Digital sieht die beiden Rechner im mittleren Leistungsbereich angesiedelt. Sie sollen Aufgaben erledigen, wie sie auf Abteilungsebene anfallen. Dazu zählt DEC im Büro- und Verwaltungsbereich Büro-Informationssysteme unter der All-in-One-Software, im Ingenieurbereich CAD-Anwendungen oder Softwareentwicklungen, im Produktionsumfeld CIM-Anwendungen oder Labordatenverwaltung. Sämtliche vorgestellten Maschinen sind mit der bisherigen VAX-Reihe softwarekompatibel.

Im Zusammenhang mit den genannten Hardware-Ankündigungen stellte DEC auch drei neue Programmiersprachen der "vierten Generation" vor. Der "VAX Cobol Generator" stellt Anwendungsprogrammierern eine grafische Schnittstelle für die Lösung komplexer kommerzieller Probleme zur Verfügung. Der Generator erübrigt das Schreiben von Programmcode im herkömmlichen Sinn und soll einen fehlerfreien, geschwindigkeitsoptimierten Quellcode für den Compiler liefern.

"VAX Rally" ist ein ähnlicher Generator für Entwickler von Management-Informationssystemen (MIS) Auch dieses Softwareprodukt macht das Codieren von Programmen überflüssig. Statt dessen stellt der Programmierer seine Anwendung mit Hilfe von Menüs zusammen. Rally ist in das relationale Datenbanksystem RDB/VMS integriert.

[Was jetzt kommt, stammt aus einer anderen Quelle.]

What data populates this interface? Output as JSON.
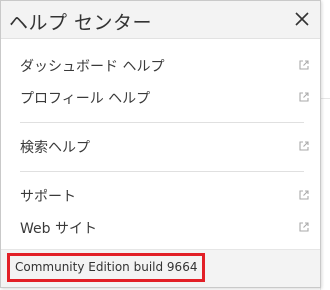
{
  "panel": {
    "title": "ヘルプ センター",
    "close_icon": "close-icon"
  },
  "groups": [
    {
      "items": [
        {
          "label": "ダッシュボード ヘルプ",
          "icon": "external-link-icon"
        },
        {
          "label": "プロフィール ヘルプ",
          "icon": "external-link-icon"
        }
      ]
    },
    {
      "items": [
        {
          "label": "検索ヘルプ",
          "icon": "external-link-icon"
        }
      ]
    },
    {
      "items": [
        {
          "label": "サポート",
          "icon": "external-link-icon"
        },
        {
          "label": "Web サイト",
          "icon": "external-link-icon"
        }
      ]
    }
  ],
  "footer": {
    "version": "Community Edition build 9664"
  },
  "colors": {
    "highlight_border": "#e21f26",
    "header_bg": "#f3f3f3"
  }
}
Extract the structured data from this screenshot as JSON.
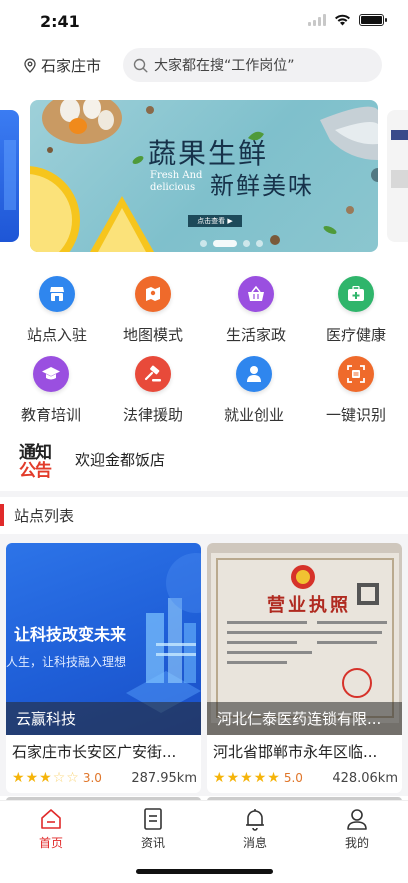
{
  "status_bar": {
    "time": "2:41"
  },
  "header": {
    "city": "石家庄市",
    "search_placeholder": "大家都在搜“工作岗位”"
  },
  "banner": {
    "title_line1": "蔬果生鲜",
    "subtitle_line1": "Fresh And",
    "subtitle_line2": "delicious",
    "title_line2": "新鲜美味",
    "button_label": "点击查看 ▶",
    "page_count": 4,
    "active_page": 1
  },
  "menu": {
    "items": [
      {
        "label": "站点入驻",
        "icon": "store-icon",
        "color": "#2f86ee"
      },
      {
        "label": "地图模式",
        "icon": "map-icon",
        "color": "#ef6a2b"
      },
      {
        "label": "生活家政",
        "icon": "basket-icon",
        "color": "#9a4fe0"
      },
      {
        "label": "医疗健康",
        "icon": "medical-kit-icon",
        "color": "#2fb56b"
      },
      {
        "label": "教育培训",
        "icon": "graduation-cap-icon",
        "color": "#9a4fe0"
      },
      {
        "label": "法律援助",
        "icon": "gavel-icon",
        "color": "#e84a3a"
      },
      {
        "label": "就业创业",
        "icon": "person-icon",
        "color": "#2f86ee"
      },
      {
        "label": "一键识别",
        "icon": "scan-icon",
        "color": "#ef6a2b"
      }
    ]
  },
  "notice": {
    "badge_line1": "通知",
    "badge_line2": "公告",
    "text": "欢迎金都饭店"
  },
  "section": {
    "title": "站点列表"
  },
  "stations": [
    {
      "image_caption_line1": "让科技改变未来",
      "image_caption_line2": "人生，让科技融入理想",
      "name": "云赢科技",
      "address": "石家庄市长安区广安街...",
      "stars": 3,
      "rating": "3.0",
      "distance": "287.95km"
    },
    {
      "image_caption_line1": "营业执照",
      "image_caption_line2": "",
      "name": "河北仁泰医药连锁有限...",
      "address": "河北省邯郸市永年区临...",
      "stars": 5,
      "rating": "5.0",
      "distance": "428.06km"
    }
  ],
  "tabbar": {
    "items": [
      {
        "label": "首页",
        "icon": "home-icon",
        "active": true
      },
      {
        "label": "资讯",
        "icon": "news-icon",
        "active": false
      },
      {
        "label": "消息",
        "icon": "bell-icon",
        "active": false
      },
      {
        "label": "我的",
        "icon": "user-icon",
        "active": false
      }
    ],
    "active_color": "#e02a2a"
  }
}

Planungs- und Entscheidungsprozesse soll "VAX Teamdata" durch integrierte Informationsverwaltung unterstützen. Die Sprache soll Ähnlichkeiten mit Focus und Ramis aufweisen und ist vor allem für betriebswirtschaftliche Applikationen gedacht.

Ein weiteres Thema stellte die DEC-Halbjahresbilanz dar. Wie der Geschäftsführer der deutschen Digital Equipment GmbH, Willi Kister, mitteilte, stieg der Umsatz des Gesamtunternehmens in den vergangenen sechs Monaten um 14 Prozent. Gleichzeitig legten die Gewinne um 23 Prozent zu. Die deutsche Tochter in München war an dem Ergebnis überdurchschnittlich beteiligt: Ihr Umsatz stieg um 23 Punkte, der Auftragseingang gar um 30 vom Hundert. Kister betonte die Innovationsfreudigkeit seines Unternehmens. So sei gegenwärtig kein Produkt von DEC älter als zwölf Monate.

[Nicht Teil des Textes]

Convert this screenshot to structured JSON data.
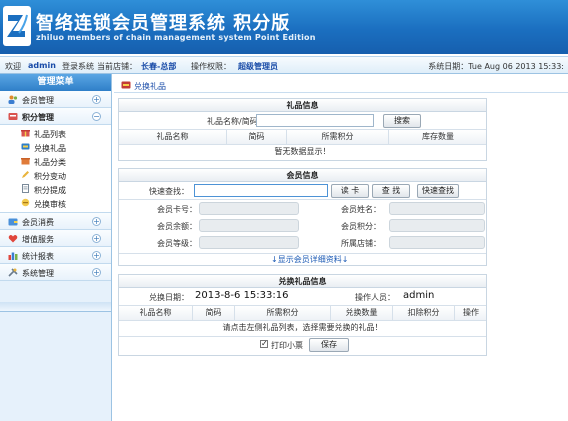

Die Hälfte der Entwicklungskosten werde in Netzwerktechnologie investiert. "Das Netzwerk ist das System", sagte Kister. DEC sei es gelungen, mit Decnet einen Netzwerkstandard mit horizontaler, homogener Struktur und gleicher Zugriffsberechtigung für alle Teilnehmer zu etablieren. "Hierarchische Systeme gehören der Vergangenheit an", folgerte der Geschäftsleiter. Marketingleiter Klaus Kemmler erklärte vor dem Hintergrund entsprechender Ankündigungen des Marktführers IBM, mit Sicherheit sei auf absehbare Zeit nicht mit einer RISC-Maschine aus seinem Haus zu rechnen. Einen Glaubenskrieg werde man deswegen aber nicht führen. Im übrigen gebe der Umstand, daß die VAX 8300 in Doppelprozessor-Technik ausgeführt sei, einen Hinweis auf DECs künftige technische Entwicklung.